The National Renewable Energy Laboratory (NREL) and clean hydrogen company Electric Hydrogen have signed an agreement to develop high-performance electrolyzer components, helping to scale clean hydrogen and invent new opportunities for decarbonization.
The three-year, $3.6 million collaboration will diagnose sources of degradation in commercial electrolysis cells and will validate advanced designs that use higher stack currents.
“Electric Hydrogen is engineering a high-performance product for water electrolysis – something that could scale up to significant commercial applications,” says Guido Bender, NREL’s principal investigator on the project. “NREL has pretty unique hardware for testing electrolyzer stacks; this will allow us to characterize efficiency, durability and performance across a range of operating conditions.”
Several of the NREL and Electric Hydrogen team members were also behind a long-lasting NREL-First Solar collaboration, which eventually commercialized cadmium telluride solar photovoltaics. The Electric Hydrogen collaboration hopes to repeat that progress by once again pushing the boundaries of upcoming technology, this time for renewable hydrogen, an energy resource that has the potential to decarbonize the highest polluting sectors.
“Our goal is to build industrial-scale electrolysis so that carbon-heavy industries can adapt,” comments David Eaglesham, co-founder and chief technology officer at Electric Hydrogen. “NREL has a history of helping next-up technologies scale to larger markets, and we are confident that this collaboration will achieve similar breakthroughs for renewable hydrogen.”

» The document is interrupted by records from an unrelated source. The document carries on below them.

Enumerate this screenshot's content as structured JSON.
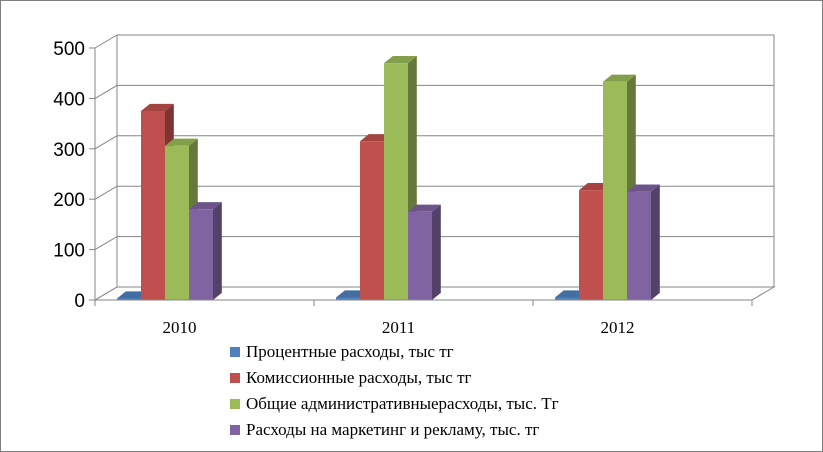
{
  "chart_data": {
    "type": "bar",
    "categories": [
      "2010",
      "2011",
      "2012"
    ],
    "yticks": [
      "0",
      "100",
      "200",
      "300",
      "400",
      "500"
    ],
    "ylim": [
      0,
      500
    ],
    "grid": true,
    "legend_position": "bottom",
    "series": [
      {
        "name": "Процентные расходы, тыс тг",
        "color": "#4f81bd",
        "values": [
          3,
          5,
          5
        ]
      },
      {
        "name": "Комиссионные расходы, тыс тг",
        "color": "#c0504d",
        "values": [
          375,
          315,
          218
        ]
      },
      {
        "name": "Общие административныерасходы,  тыс. Тг",
        "color": "#9bbb59",
        "values": [
          306,
          470,
          433
        ]
      },
      {
        "name": "Расходы на маркетинг  и рекламу,  тыс. тг",
        "color": "#8064a2",
        "values": [
          180,
          175,
          215
        ]
      }
    ]
  }
}
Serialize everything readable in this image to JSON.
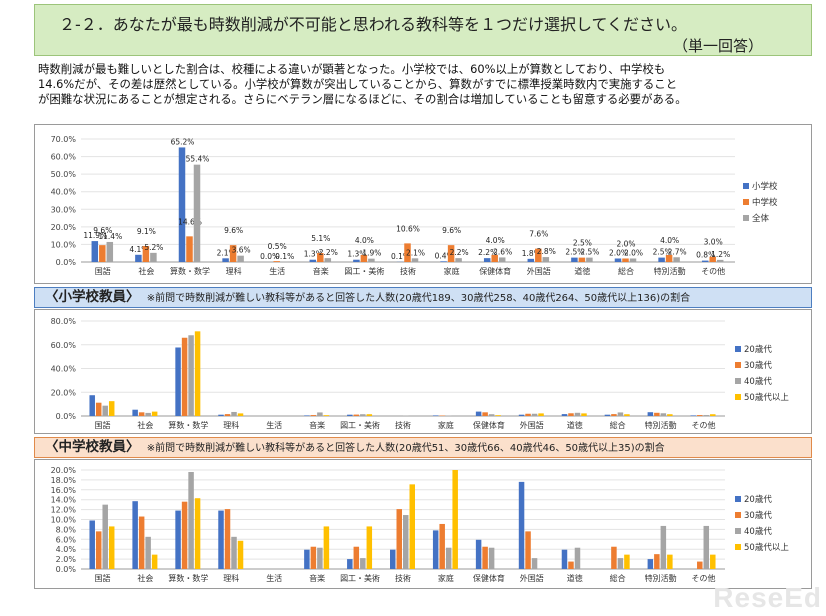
{
  "header": {
    "question": "２-２．あなたが最も時数削減が不可能と思われる教科等を１つだけ選択してください。",
    "sub": "（単一回答）"
  },
  "summary": [
    "時数削減が最も難しいとした割合は、校種による違いが顕著となった。小学校では、60%以上が算数としており、中学校も",
    "14.6%だが、その差は歴然としている。小学校が算数が突出していることから、算数がすでに標準授業時数内で実施すること",
    "が困難な状況にあることが想定される。さらにベテラン層になるほどに、その割合は増加していることも留意する必要がある。"
  ],
  "section_elem": {
    "label": "〈小学校教員〉",
    "note": "※前問で時数削減が難しい教科等があると回答した人数(20歳代189、30歳代258、40歳代264、50歳代以上136)の割合"
  },
  "section_junior": {
    "label": "〈中学校教員〉",
    "note": "※前問で時数削減が難しい教科等があると回答した人数(20歳代51、30歳代66、40歳代46、50歳代以上35)の割合"
  },
  "watermark": "ReseEd",
  "colors": {
    "blue": "#4472c4",
    "orange": "#ed7d31",
    "gray": "#a5a5a5",
    "yellow": "#ffc000"
  },
  "chart_data": [
    {
      "type": "bar",
      "categories": [
        "国語",
        "社会",
        "算数・数学",
        "理科",
        "生活",
        "音楽",
        "図工・美術",
        "技術",
        "家庭",
        "保健体育",
        "外国語",
        "道徳",
        "総合",
        "特別活動",
        "その他"
      ],
      "ylim": [
        0,
        70
      ],
      "yticks": [
        "0.0%",
        "10.0%",
        "20.0%",
        "30.0%",
        "40.0%",
        "50.0%",
        "60.0%",
        "70.0%"
      ],
      "legend_position": "right",
      "series": [
        {
          "name": "小学校",
          "color": "#4472c4",
          "values": [
            11.9,
            4.1,
            65.2,
            2.1,
            0.0,
            1.3,
            1.3,
            0.1,
            0.4,
            2.2,
            1.8,
            2.5,
            2.0,
            2.5,
            0.8
          ],
          "labels": [
            "11.9%",
            "4.1%",
            "65.2%",
            "2.1%",
            "0.0%",
            "1.3%",
            "1.3%",
            "0.1%",
            "0.4%",
            "2.2%",
            "1.8%",
            "2.5%",
            "2.0%",
            "2.5%",
            "0.8%"
          ]
        },
        {
          "name": "中学校",
          "color": "#ed7d31",
          "values": [
            9.6,
            9.1,
            14.6,
            9.6,
            0.5,
            5.1,
            4.0,
            10.6,
            9.6,
            4.0,
            7.6,
            2.5,
            2.0,
            4.0,
            3.0
          ],
          "labels": [
            "9.6%",
            "9.1%",
            "14.6%",
            "9.6%",
            "0.5%",
            "5.1%",
            "4.0%",
            "10.6%",
            "9.6%",
            "4.0%",
            "7.6%",
            "2.5%",
            "2.0%",
            "4.0%",
            "3.0%"
          ]
        },
        {
          "name": "全体",
          "color": "#a5a5a5",
          "values": [
            11.4,
            5.2,
            55.4,
            3.6,
            0.1,
            2.2,
            1.9,
            2.1,
            2.2,
            2.6,
            2.8,
            2.5,
            2.0,
            2.7,
            1.2
          ],
          "labels": [
            "11.4%",
            "5.2%",
            "55.4%",
            "3.6%",
            "0.1%",
            "2.2%",
            "1.9%",
            "2.1%",
            "2.2%",
            "2.6%",
            "2.8%",
            "2.5%",
            "2.0%",
            "2.7%",
            "1.2%"
          ]
        }
      ]
    },
    {
      "type": "bar",
      "categories": [
        "国語",
        "社会",
        "算数・数学",
        "理科",
        "生活",
        "音楽",
        "図工・美術",
        "技術",
        "家庭",
        "保健体育",
        "外国語",
        "道徳",
        "総合",
        "特別活動",
        "その他"
      ],
      "ylim": [
        0,
        80
      ],
      "yticks": [
        "0.0%",
        "20.0%",
        "40.0%",
        "60.0%",
        "80.0%"
      ],
      "legend_position": "right",
      "series": [
        {
          "name": "20歳代",
          "color": "#4472c4",
          "values": [
            17.5,
            5.3,
            57.7,
            1.1,
            0,
            0.5,
            1.1,
            0,
            0.5,
            3.7,
            1.1,
            1.6,
            1.1,
            3.2,
            0.5
          ]
        },
        {
          "name": "30歳代",
          "color": "#ed7d31",
          "values": [
            11.2,
            3.1,
            65.9,
            1.6,
            0,
            0.8,
            1.2,
            0,
            0.4,
            3.1,
            1.9,
            2.3,
            1.6,
            2.7,
            0.8
          ]
        },
        {
          "name": "40歳代",
          "color": "#a5a5a5",
          "values": [
            8.7,
            2.6,
            68.0,
            3.4,
            0,
            3.0,
            1.5,
            0.4,
            0.4,
            1.5,
            1.9,
            2.7,
            3.0,
            2.3,
            0.8
          ]
        },
        {
          "name": "50歳代以上",
          "color": "#ffc000",
          "values": [
            12.5,
            3.7,
            71.3,
            2.2,
            0,
            0.7,
            1.5,
            0,
            0,
            0.7,
            2.2,
            2.2,
            1.5,
            1.5,
            1.5
          ]
        }
      ]
    },
    {
      "type": "bar",
      "categories": [
        "国語",
        "社会",
        "算数・数学",
        "理科",
        "生活",
        "音楽",
        "図工・美術",
        "技術",
        "家庭",
        "保健体育",
        "外国語",
        "道徳",
        "総合",
        "特別活動",
        "その他"
      ],
      "ylim": [
        0,
        20
      ],
      "yticks": [
        "0.0%",
        "2.0%",
        "4.0%",
        "6.0%",
        "8.0%",
        "10.0%",
        "12.0%",
        "14.0%",
        "16.0%",
        "18.0%",
        "20.0%"
      ],
      "legend_position": "right",
      "series": [
        {
          "name": "20歳代",
          "color": "#4472c4",
          "values": [
            9.8,
            13.7,
            11.8,
            11.8,
            0,
            3.9,
            2.0,
            3.9,
            7.8,
            5.9,
            17.6,
            3.9,
            0,
            2.0,
            0
          ]
        },
        {
          "name": "30歳代",
          "color": "#ed7d31",
          "values": [
            7.6,
            10.6,
            13.6,
            12.1,
            0,
            4.5,
            4.5,
            12.1,
            9.1,
            4.5,
            7.6,
            1.5,
            4.5,
            3.0,
            1.5
          ]
        },
        {
          "name": "40歳代",
          "color": "#a5a5a5",
          "values": [
            13.0,
            6.5,
            19.6,
            6.5,
            0,
            4.3,
            2.2,
            10.9,
            4.3,
            4.3,
            2.2,
            4.3,
            2.2,
            8.7,
            8.7
          ]
        },
        {
          "name": "50歳代以上",
          "color": "#ffc000",
          "values": [
            8.6,
            2.9,
            14.3,
            5.7,
            0,
            8.6,
            8.6,
            17.1,
            20.0,
            0,
            0,
            0,
            2.9,
            2.9,
            2.9
          ]
        }
      ]
    }
  ]
}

The analogy to solar energy’s rise runs deep: Like solar two decades ago, clean hydrogen is currently in profitability limbo, held back by the high capital costs of electrolyzers. However, the U.S. Department of Energy (DOE) hopes to change that with its Energy Earthshot for hydrogen, or “Hydrogen Shot” as it is commonly referred to – an initiative to reduce clean hydrogen costs by 80% to $1 per $1 kilogram in 1 decade. The Electric Hydrogen partnership plays into this strategy by addressing components where costs could be reduced.
“This partnership really creates value in multiple directions,” Bender continues. “While Electric Hydrogen develops its product, we develop our research capabilities to be more sensitive to device degradation, and, as a result, the entire renewable industry benefits as we achieve new benchmarks in cost and performance.”
This project builds on more than a decade of research and capability investment at NREL by U.S. Department of Energy’s (DOE) Hydrogen and Fuel Cell Technologies Office and supports DOE’s H2@Scale vision for clean hydrogen across multiple applications and economic sectors. It will complement ongoing work through two NREL-led, multi-lab consortia: Hydrogen from Next-generation Electrolysis of Water (H2NEW), focused on materials and component integration, manufacturing and scale-up to help support large industry deployment of durable, efficient and low-cost electrolyzers as well as HydroGEN, focused on accelerating development of less mature water-splitting materials and technologies to complement the work of H2NEW.
For the Electric Hydrogen project, the researchers will specifically look at proton-exchange membrane electrolysis and will study the methods of managing heat and degradation with high current densities. The team members aim to integrate and optimize multiple specially engineered layers, shrinking the system size and costs while designing for a future large commercial-scale stack.